Make sure to handle edge cases, such as when the grid is empty or when it has different numbers of rows or columns.
Full Solution
Python
class Solution:
def countPaths(self, grid: List[List[int]]) -> int:
kMod = 1_000_000_007
m = len(grid)
n = len(grid[0])
dirs = [0, 1, 0, -1, 0]
# dp(i, j) := # of increasing paths starting from (i, j)
@functools.lru_cache(None)
def dp(i: int, j: int) -> int:
ans = 1 # Current cell contributes 1 length
for k in range(4):
x = i + dirs[k]
y = j + dirs[k + 1]
if x < 0 or x == m or y < 0 or y == n:
continue
if grid[x][y] <= grid[i][j]:
continue
ans += dp(x, y)
ans %= kMod
return ans
return sum(dp(i, j)
for i in range(m)
for j in range(n)) % kMod
Java
class Solution {
public int countPaths(int[][] grid) {
m = grid.length;
n = grid[0].length;
int ans = 0;
// dp[i][j] := # of increasing paths starting from (i, j)
dp = new int[m][n];
Arrays.stream(dp).forEach(A -> Arrays.fill(A, -1));
for (int i = 0; i < m; ++i)
for (int j = 0; j < n; ++j) {
ans += dfs(grid, i, j);
ans %= kMod;
}
return ans;
}
private static final int kMod = 1_000_000_007;
private final int[] dirs = {0, 1, 0, -1, 0};
private int m;
private int n;
private int[][] dp;
private int dfs(int[][] grid, int i, int j) {
if (dp[i][j] != -1)
return dp[i][j];
dp[i][j] = 1; // Current cell contributes 1 length
for (int k = 0; k < 4; ++k) {
final int x = i + dirs[k];
final int y = j + dirs[k + 1];
if (x < 0 || x == m || y < 0 || y == n)
continue;
if (grid[x][y] <= grid[i][j])
continue;
dp[i][j] += dfs(grid, x, y);
dp[i][j] %= kMod;
}
return dp[i][j];
}
}
C++
class Solution {
public:
int countPaths(vector<vector<int>>& grid) {
m = grid.size();
n = grid[0].size();
int ans = 0;
// dp[i][j] := # of increasing paths starting from (i, j)

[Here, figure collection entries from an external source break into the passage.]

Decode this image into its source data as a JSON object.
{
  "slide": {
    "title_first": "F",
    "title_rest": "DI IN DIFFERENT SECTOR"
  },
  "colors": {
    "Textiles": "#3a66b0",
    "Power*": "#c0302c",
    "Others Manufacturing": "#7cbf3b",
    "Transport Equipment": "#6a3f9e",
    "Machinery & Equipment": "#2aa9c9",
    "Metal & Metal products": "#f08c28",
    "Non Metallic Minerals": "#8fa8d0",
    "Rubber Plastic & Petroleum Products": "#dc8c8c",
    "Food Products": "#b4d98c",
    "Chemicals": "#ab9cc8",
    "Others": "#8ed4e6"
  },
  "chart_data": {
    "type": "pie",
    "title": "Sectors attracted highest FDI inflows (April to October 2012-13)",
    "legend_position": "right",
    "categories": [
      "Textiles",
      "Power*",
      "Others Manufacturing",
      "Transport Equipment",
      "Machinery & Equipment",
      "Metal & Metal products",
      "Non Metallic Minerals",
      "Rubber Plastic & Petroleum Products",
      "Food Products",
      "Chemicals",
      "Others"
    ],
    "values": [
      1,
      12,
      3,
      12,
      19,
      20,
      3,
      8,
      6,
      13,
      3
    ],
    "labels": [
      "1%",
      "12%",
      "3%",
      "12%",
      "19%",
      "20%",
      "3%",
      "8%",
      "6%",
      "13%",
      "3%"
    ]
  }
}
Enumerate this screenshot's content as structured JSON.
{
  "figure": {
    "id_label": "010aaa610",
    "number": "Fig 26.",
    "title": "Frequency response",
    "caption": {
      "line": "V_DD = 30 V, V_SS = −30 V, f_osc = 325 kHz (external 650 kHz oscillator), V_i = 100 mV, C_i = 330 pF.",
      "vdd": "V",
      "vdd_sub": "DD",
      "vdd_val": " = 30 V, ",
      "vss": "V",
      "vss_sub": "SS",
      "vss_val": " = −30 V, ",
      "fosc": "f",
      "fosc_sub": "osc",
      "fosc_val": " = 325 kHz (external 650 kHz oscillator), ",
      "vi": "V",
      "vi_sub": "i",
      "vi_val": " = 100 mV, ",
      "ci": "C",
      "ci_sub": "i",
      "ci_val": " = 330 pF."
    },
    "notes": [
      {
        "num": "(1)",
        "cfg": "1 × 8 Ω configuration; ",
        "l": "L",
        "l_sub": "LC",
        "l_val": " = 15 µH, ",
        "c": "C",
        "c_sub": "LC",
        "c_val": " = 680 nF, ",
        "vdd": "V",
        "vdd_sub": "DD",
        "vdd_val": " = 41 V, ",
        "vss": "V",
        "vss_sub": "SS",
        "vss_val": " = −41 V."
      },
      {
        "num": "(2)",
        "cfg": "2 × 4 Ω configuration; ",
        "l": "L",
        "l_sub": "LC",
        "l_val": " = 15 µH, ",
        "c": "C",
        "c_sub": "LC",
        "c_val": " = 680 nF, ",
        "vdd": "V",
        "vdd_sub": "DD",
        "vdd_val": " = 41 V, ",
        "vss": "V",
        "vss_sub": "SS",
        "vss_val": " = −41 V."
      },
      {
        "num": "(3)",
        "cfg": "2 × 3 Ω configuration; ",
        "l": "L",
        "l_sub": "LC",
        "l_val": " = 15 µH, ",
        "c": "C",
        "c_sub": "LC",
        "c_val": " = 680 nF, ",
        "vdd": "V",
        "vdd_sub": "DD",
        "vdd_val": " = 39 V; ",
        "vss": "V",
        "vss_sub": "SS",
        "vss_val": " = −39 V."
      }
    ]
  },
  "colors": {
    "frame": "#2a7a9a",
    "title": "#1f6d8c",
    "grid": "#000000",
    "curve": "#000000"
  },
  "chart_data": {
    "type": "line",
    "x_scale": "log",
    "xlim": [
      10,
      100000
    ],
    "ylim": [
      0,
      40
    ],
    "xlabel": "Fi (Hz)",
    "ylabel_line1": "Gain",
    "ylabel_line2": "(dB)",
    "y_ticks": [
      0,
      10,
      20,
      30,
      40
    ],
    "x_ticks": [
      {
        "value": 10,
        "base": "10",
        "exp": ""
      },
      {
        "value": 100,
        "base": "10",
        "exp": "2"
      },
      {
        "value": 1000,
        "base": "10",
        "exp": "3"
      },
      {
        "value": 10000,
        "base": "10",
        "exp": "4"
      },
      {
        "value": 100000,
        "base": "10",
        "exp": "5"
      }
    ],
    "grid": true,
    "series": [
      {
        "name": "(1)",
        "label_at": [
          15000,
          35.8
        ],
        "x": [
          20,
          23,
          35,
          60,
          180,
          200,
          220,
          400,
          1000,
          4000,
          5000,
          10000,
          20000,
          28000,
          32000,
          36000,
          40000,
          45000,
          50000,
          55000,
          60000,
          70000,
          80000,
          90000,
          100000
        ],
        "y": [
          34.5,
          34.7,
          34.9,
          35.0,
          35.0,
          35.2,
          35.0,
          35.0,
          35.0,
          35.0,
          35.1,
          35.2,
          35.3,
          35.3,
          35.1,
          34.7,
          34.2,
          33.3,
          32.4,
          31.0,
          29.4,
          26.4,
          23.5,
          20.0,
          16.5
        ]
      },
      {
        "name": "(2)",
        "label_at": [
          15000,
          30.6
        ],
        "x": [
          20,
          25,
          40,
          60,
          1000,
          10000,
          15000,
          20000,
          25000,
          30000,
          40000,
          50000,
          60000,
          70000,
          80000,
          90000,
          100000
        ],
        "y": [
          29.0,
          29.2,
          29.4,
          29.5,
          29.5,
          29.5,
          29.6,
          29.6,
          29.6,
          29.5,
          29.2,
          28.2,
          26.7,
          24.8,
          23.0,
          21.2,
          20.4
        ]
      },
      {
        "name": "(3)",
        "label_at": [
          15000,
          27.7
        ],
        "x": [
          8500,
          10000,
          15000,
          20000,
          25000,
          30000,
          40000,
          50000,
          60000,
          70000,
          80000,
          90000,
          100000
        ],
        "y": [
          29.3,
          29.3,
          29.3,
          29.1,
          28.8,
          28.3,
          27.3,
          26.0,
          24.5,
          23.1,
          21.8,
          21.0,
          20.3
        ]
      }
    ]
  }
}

dp.resize(m, vector<int>(n, -1));
for (int i = 0; i < m; ++i)
for (int j = 0; j < n; ++j) {
ans += dfs(grid, i, j);
ans %= kMod;
}
return ans;
}
private:
static constexpr int kMod = 1'000'000'007;
const vector<int> dirs{0, 1, 0, -1, 0};
int m;
int n;
vector<vector<int>> dp;
int dfs(const vector<vector<int>>& grid, int i, int j) {
if (dp[i][j] != -1)
return dp[i][j];
dp[i][j] = 1; // Current cell contributes 1 length
for (int k = 0; k < 4; ++k) {
const int x = i + dirs[k];
const int y = j + dirs[k + 1];
if (x < 0 || x == m || y < 0 || y == n)
continue;
if (grid[x][y] <= grid[i][j])
continue;
dp[i][j] += dfs(grid, x, y);
dp[i][j] %= kMod;
}
return dp[i][j];
}
};
Conclusion
In this article, we explored LeetCode problem 2328, “Number of Increasing Paths in a Grid”. We carefully examined the problem statement, discussed an approach to count the number of strictly increasing paths in the grid, provided pseudocode for the solution, and discussed some implementation details.
Remember, consistent practice and problem-solving are key to improving your coding skills. So, make it a habit to challenge yourself with more LeetCode problems regularly. Happy coding!